In Gwalior, the BJP has fielded another Tomar loyalist and ex-minister, Bharat Singh Kushwah, who lost the 2023 assembly polls from Gwalior Rural by over 3,000 votes. The BJP and the Congress each won four assembly segments this time in what now makes up the Gwalior Lok Sabha constituency.
The Congress candidate from Bhind, Phool Singh Baraiya, a sitting MLA from the Bhander assembly seat, is the tallest Dalit leader in the region and is again a formidable candidate. The BJP has fielded sitting MP Sandhya Rai again. The BJP has held this seat (reserved for the Scheduled Castes since the 2008 delimitation) since 1989; but this time, Baraiya, who was earlier with the Bahujan Samaj Party (BSP), will be no pushover.

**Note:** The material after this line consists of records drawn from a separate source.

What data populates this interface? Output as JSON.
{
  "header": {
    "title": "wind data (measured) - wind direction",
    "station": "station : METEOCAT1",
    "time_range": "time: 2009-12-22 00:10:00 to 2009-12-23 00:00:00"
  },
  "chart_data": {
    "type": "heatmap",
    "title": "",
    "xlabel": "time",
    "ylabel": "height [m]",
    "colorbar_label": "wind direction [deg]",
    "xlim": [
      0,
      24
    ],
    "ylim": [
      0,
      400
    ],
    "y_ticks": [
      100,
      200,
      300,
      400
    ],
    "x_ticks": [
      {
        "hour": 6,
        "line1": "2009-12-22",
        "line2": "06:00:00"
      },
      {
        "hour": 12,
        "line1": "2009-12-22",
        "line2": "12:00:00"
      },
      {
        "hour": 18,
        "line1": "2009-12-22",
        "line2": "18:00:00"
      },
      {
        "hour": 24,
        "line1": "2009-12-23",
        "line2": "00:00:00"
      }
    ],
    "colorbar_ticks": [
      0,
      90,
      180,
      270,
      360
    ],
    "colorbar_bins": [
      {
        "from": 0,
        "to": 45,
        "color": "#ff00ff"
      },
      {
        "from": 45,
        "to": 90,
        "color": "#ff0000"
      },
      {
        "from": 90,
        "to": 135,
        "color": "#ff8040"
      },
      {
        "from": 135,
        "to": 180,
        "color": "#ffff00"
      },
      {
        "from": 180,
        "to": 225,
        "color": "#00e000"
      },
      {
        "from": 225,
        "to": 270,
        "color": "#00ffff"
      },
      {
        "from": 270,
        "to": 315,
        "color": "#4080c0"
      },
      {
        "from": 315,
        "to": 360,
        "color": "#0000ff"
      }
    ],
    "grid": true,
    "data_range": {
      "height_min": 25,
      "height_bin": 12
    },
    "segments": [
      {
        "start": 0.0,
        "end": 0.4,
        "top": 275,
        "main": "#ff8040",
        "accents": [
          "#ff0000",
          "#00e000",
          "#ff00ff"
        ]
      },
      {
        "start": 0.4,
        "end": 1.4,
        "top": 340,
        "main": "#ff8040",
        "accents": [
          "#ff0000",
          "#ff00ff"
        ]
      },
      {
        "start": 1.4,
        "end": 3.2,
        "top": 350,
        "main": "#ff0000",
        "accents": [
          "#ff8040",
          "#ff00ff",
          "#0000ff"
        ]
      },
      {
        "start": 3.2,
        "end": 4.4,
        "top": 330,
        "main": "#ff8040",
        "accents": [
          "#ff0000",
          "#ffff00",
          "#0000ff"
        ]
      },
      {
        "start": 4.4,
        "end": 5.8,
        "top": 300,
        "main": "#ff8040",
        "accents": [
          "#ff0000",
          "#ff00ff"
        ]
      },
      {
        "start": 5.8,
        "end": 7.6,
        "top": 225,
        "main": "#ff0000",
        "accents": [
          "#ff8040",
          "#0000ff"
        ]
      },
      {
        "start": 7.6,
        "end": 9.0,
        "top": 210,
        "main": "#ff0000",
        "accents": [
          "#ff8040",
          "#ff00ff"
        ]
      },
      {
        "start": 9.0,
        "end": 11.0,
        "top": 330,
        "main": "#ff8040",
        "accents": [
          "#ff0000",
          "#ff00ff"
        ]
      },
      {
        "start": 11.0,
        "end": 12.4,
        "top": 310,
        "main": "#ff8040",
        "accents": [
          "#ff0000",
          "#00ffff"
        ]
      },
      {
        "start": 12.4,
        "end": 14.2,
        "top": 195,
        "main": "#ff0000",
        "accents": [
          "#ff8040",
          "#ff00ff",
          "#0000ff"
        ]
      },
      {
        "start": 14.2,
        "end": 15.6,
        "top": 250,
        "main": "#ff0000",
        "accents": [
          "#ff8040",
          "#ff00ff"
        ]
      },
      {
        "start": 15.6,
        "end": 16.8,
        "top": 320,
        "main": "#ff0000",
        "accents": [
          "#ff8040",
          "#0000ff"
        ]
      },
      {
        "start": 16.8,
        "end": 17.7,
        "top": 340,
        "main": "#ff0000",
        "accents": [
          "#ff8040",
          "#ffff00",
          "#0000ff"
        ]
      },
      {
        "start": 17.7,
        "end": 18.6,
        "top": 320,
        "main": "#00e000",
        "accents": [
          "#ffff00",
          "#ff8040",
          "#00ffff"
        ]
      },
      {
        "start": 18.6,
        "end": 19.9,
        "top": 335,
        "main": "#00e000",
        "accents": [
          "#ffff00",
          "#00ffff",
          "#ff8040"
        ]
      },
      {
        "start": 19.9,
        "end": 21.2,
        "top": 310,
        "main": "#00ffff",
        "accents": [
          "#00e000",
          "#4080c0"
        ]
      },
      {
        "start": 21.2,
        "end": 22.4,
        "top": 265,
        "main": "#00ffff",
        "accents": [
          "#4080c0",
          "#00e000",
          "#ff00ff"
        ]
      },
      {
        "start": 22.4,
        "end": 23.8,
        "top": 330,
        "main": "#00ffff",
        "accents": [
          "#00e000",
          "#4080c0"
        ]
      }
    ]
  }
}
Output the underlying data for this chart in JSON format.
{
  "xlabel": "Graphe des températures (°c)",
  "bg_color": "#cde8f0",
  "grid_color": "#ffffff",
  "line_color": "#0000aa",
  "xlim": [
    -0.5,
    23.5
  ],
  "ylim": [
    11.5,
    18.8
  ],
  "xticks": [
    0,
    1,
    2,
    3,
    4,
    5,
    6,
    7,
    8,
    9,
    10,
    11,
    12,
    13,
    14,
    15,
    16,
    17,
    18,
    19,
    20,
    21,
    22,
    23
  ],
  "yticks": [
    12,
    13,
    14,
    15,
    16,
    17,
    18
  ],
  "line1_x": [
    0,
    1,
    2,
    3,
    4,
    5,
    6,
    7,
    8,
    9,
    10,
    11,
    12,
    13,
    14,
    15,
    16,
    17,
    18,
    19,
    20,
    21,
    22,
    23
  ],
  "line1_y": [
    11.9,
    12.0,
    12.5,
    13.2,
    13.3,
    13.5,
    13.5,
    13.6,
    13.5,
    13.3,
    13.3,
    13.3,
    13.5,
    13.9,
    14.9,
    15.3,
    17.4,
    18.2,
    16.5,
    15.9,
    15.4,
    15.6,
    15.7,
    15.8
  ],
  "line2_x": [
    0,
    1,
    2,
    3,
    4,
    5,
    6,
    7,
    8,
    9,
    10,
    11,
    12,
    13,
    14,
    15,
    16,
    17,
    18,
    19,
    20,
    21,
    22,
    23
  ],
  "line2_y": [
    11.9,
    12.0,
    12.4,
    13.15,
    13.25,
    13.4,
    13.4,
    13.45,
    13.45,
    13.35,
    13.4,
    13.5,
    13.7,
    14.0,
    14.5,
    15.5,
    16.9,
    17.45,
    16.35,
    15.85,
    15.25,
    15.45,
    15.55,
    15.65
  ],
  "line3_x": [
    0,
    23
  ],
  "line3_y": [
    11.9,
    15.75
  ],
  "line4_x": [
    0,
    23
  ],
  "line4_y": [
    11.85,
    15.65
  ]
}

In Guna, the citadel of the Scindias, there is a possibility of sabotage by unhappy BJP cadres themselves, in addition to the angst of the Yadav community, a large and dominant OBC community in the region, over the denial of a ticket to first-time MP Dr K.P. Yadav. These could create a shocker for union minister Jyotiraditya Scindia.
Rao Yadvendra Singh Yadav has been fielded by the Congress here, and is considered a relatively weaker candidate than K.P. Yadav. However, given the circumstances against Scindia, him pulling off an upset can’t be ruled out. The union minister is campaigning hard with his wife Priyadarshini Raje Scindia and their son Mahanaryaman Scindia.
Veerpal Yadav isn’t alone in this claim that rarely had the people seen the ‘royal’ family campaigning on the streets and villages in the past, so confident were they of the ‘loyalty’ of the people.
In Rajgarh, former chief minister Digvijaya Singh, though pushing 77, is still believed to have an edge over sitting BJP MP Rodmal Nagar, a two-term MP. Besides the anti-incumbency factor working against Nagar, Digvijaya Singh’s emotional appeal for a last chance to serve his people is seeing traction.
On the other hand, union home minister Amit Shah and other BJP leaders’ calls for giving Digvijaya Singh a “permanent farewell” and allusions to his advanced age have not gone down well with the people. The ‘Diggi Raja’ himself is defying his age to actively campaign in the constituency.
The Congress veteran became MP from Rajgarh for the first time in 1984. However, he lost to the BJP’s Pyarelal Khandelwal in 1989, before wresting the seat back from him in 1991 and vacating the seat in 1994, after he was chosen by the Congress as the state’s chief minister. A Rajya Sabha member, he lost the Lok Sabha election from Bhopal in 2019.
Overall, there is little doubt that the BJP is set to win big in Madhya Pradesh. It is also equally certain, though, that it appears unlikely to repeat its feat of sweeping most of the seats. A loss of 6–8 seats looks like a distinct possibility at this stage of the election, and is reflected in the palpable uneasiness within the BJP ranks.